Mike Tyson philosophierte mit ihm über Nietzsche. Courtney Love verriet ihm, warum sie sich bei Bühnenauftritten immer an die Brüste fasse. Und Sharon Stone ließ ihn angeblich sogar in ihren Schritt schauen. Tom Kummer war in den späten 90er Jahren so etwas wie der Kokosnuss-Knacker von Hollywood, der maßgeschneiderte Popjournalist für krawallige Chefredakteure wie Ulf Poschardt vomSZ-Magazin. Was Kummer aus Los Angeles den Redaktionen schickte, war intim, exklusiv, unterhaltsam. Nur leider eben auch erstunken und erlogen.
Betrugsfall beim Spiegel ist nicht der erste bei deutschen Medienhäusern
Im Jahr 2000 enthüllte der Focus: Einige von Kummers Gesprächen haben nie stattgefunden. Den Schweizer kostete das die Karriere, Poschardt – heute Welt-Chef – seinen Job bei der Süddeutschen. Kummer erzählte dann etwas weltfremd und euphemistisch von „Konzeptkunst“ und „Borderline-Journalismus“, einer „Implosion des Realen“. Was er meinte, war aber schlichtweg: Betrug.
Nun also der Fall Relotius beim Spiegel, „der größte anzunehmende Unfall für den Journalismus“, wie es Klaus Meier, Journalistik-Professor an der Katholischen Universität Eichstätt-Ingolstadt, nennt. Solche Skandale hat es immer wieder gegeben: Reporter, die Protagonisten fingierten, die Szenen hinzudichteten, die vorgaben, an Orten gewesen zu sein, die sie tatsächlich nie mit eigenen Augen gesehen hatten.
Gerade unsaubere Geschichten bekommen immer wieder Journalistenpreise
Reporter auch, die – geht es nach Professor Meier – natürlich der Glaubwürdigkeit des Journalismus schaden: „So wie eine Redaktion ihrem Reporter, so muss auch der Leser seiner Zeitung vertrauen können.“ Doch im aktuellen Fall sieht Meier eine Chance: „Wenn Dinge selbst schonungslos aufgedeckt und publik gemacht werden, kann das einen Imagegewinn bedeuten.“ Der Spiegel hat das getan. 6321 Wörter schmerzhafter Ehrlichkeit.

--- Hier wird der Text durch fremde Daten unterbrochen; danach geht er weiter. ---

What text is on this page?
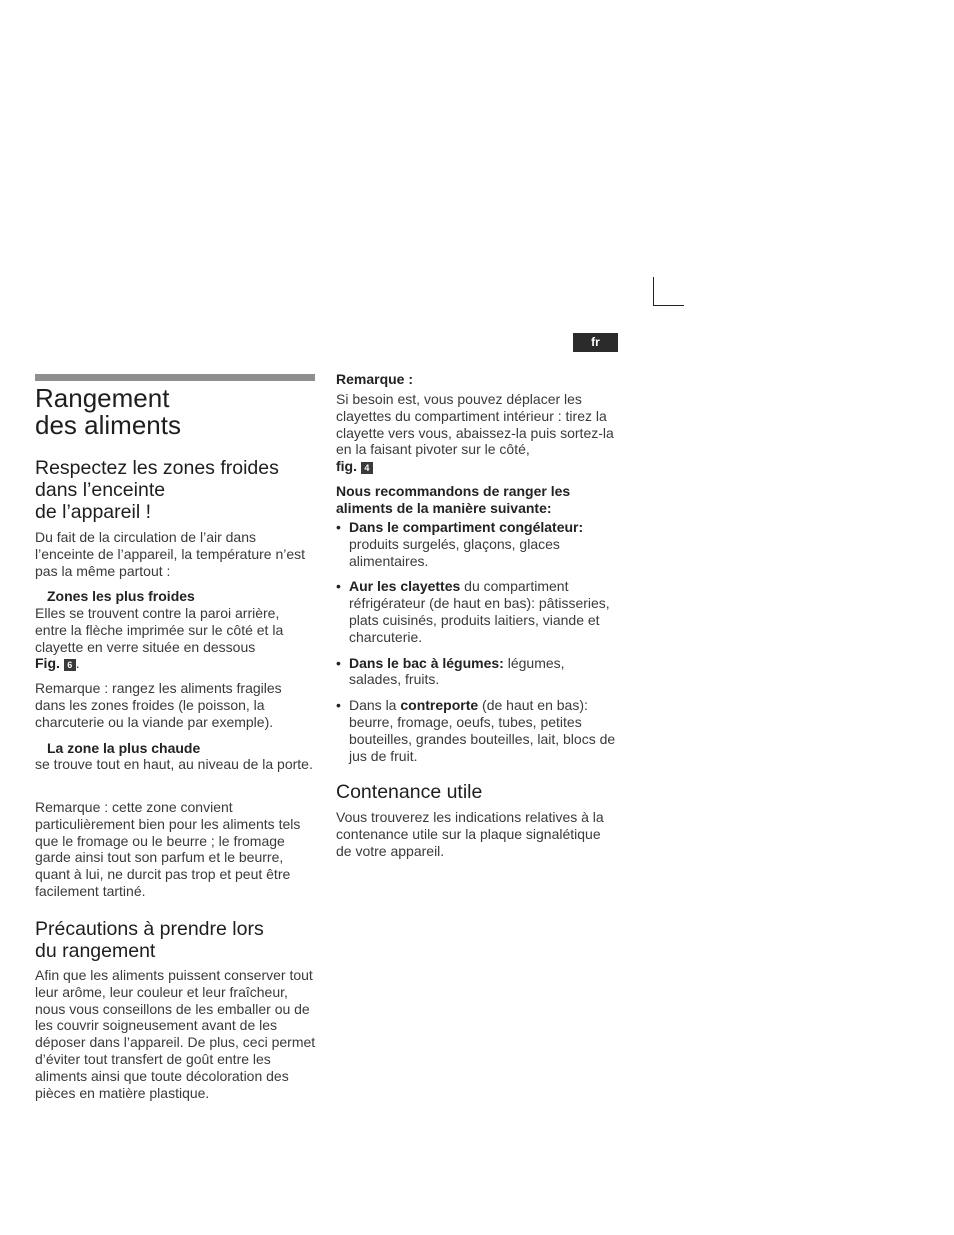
fr
Rangement
des aliments
Respectez les zones froides
dans l’enceinte
de l’appareil !

Du fait de la circulation de l’air dans l’enceinte de l’appareil, la température n’est pas la même partout :

Zones les plus froides

Elles se trouvent contre la paroi arrière, entre la flèche imprimée sur le côté et la clayette en verre située en dessous
Fig. 6 .

Remarque : rangez les aliments fragiles dans les zones froides (le poisson, la charcuterie ou la viande par exemple).

La zone la plus chaude

se trouve tout en haut, au niveau de la porte.

Remarque : cette zone convient particulièrement bien pour les aliments tels que le fromage ou le beurre ; le fromage garde ainsi tout son parfum et le beurre, quant à lui, ne durcit pas trop et peut être facilement tartiné.

Précautions à prendre lors
du rangement

Afin que les aliments puissent conserver tout leur arôme, leur couleur et leur fraîcheur, nous vous conseillons de les emballer ou de les couvrir soigneusement avant de les déposer dans l’appareil. De plus, ceci permet d’éviter tout transfert de goût entre les aliments ainsi que toute décoloration des pièces en matière plastique.

Remarque :

Si besoin est, vous pouvez déplacer les clayettes du compartiment intérieur : tirez la clayette vers vous, abaissez-la puis sortez-la en la faisant pivoter sur le côté,
fig. 4

Nous recommandons de ranger les aliments de la manière suivante:

• Dans le compartiment congélateur: produits surgelés, glaçons, glaces alimentaires.
• Aur les clayettes du compartiment réfrigérateur (de haut en bas): pâtisseries, plats cuisinés, produits laitiers, viande et charcuterie.
• Dans le bac à légumes: légumes, salades, fruits.
• Dans la contreporte (de haut en bas): beurre, fromage, oeufs, tubes, petites bouteilles, grandes bouteilles, lait, blocs de jus de fruit.
Contenance utile

Vous trouverez les indications relatives à la contenance utile sur la plaque signalétique de votre appareil.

Claas Relotius war CNN-„Journalist of the Year“. Er gewann viermal den Deutschen Reporterpreis. Die Trophäen hat er am Donnerstag zurückgegeben. Doch immer wieder werden unsaubere Geschichten ausgezeichnet.
Experte: "Wir haben ein Branchenproblem"
Für ein Porträt von Horst Seehofer bekam René Pfister, damals Korrespondent beim Spiegel, heute Leiter des Hauptstadtbüros, 2011 den Henri-Nannen-Preis. Im Text schilderte er Seehofers legendäre Modelleisenbahnwelt: Die Märklin HO, Maßstab 1:87. Der Nachbau des Bonner Bahnhofs. Eine Mini-Merkel. Alles richtig, wie Seehofer später sagte.
Doch Pfister war nie selbst in Seehofers Keller. Er musste die Trophäe abgeben, weil er die Szene lediglich aus Erzählungen rekonstruierte, ohne das im Artikel kenntlich zu machen. In deutschen Journalistenschmieden wird so etwas heute „pfistern“ genannt.
„Wir haben ein Branchenproblem“, sagt Meier. „Wir wollen die tollsten Geschichten, die letztlich nur erfunden sein können, weil sie literarisch so gut sind, so packend, so erzählerisch dicht. Da wird enormer Druck aufgebaut.“
Der Druck, szenisch zu schreiben, ist groß
Selbst Heribert Prantl, Edelfeder und Leitartikler derSüddeutschen Zeitung, verfiel dem Zwang, szenisch schreiben zu müssen: In einem Porträt über Andreas Voßkuhle, Präsident des Bundesverfassungsgerichts, pfisterte Prantl: „Bei Voßkuhles setzt man sich nicht an die gedeckte Tafel und wartet, was aufgetragen wird. […] Der Gast putzt die Pilze, der andere die Bohnen, der dritte wäscht den Salat.“ Prantl ließ sich das nur von Teilnehmern der illustren Runde berichten. Die Sache flog auf, Prantl brach seinen Urlaub ab, die SZ druckte eine Klarstellung. Es blieb eine einmalige Sache.
Von Tom Kummer kann man das nicht behaupten. 2004 hatte er seinen ersten Comebackversuch in der Berliner Zeitung, eine Reportage über Autokünstler in Los Angeles. Sie war bereits 1998 in der Neuen Zürcher Zeitung und 1999 in der SZ erschienen. Kummer hatte noch nicht einmal das Alter seiner Protagonisten aktualisiert.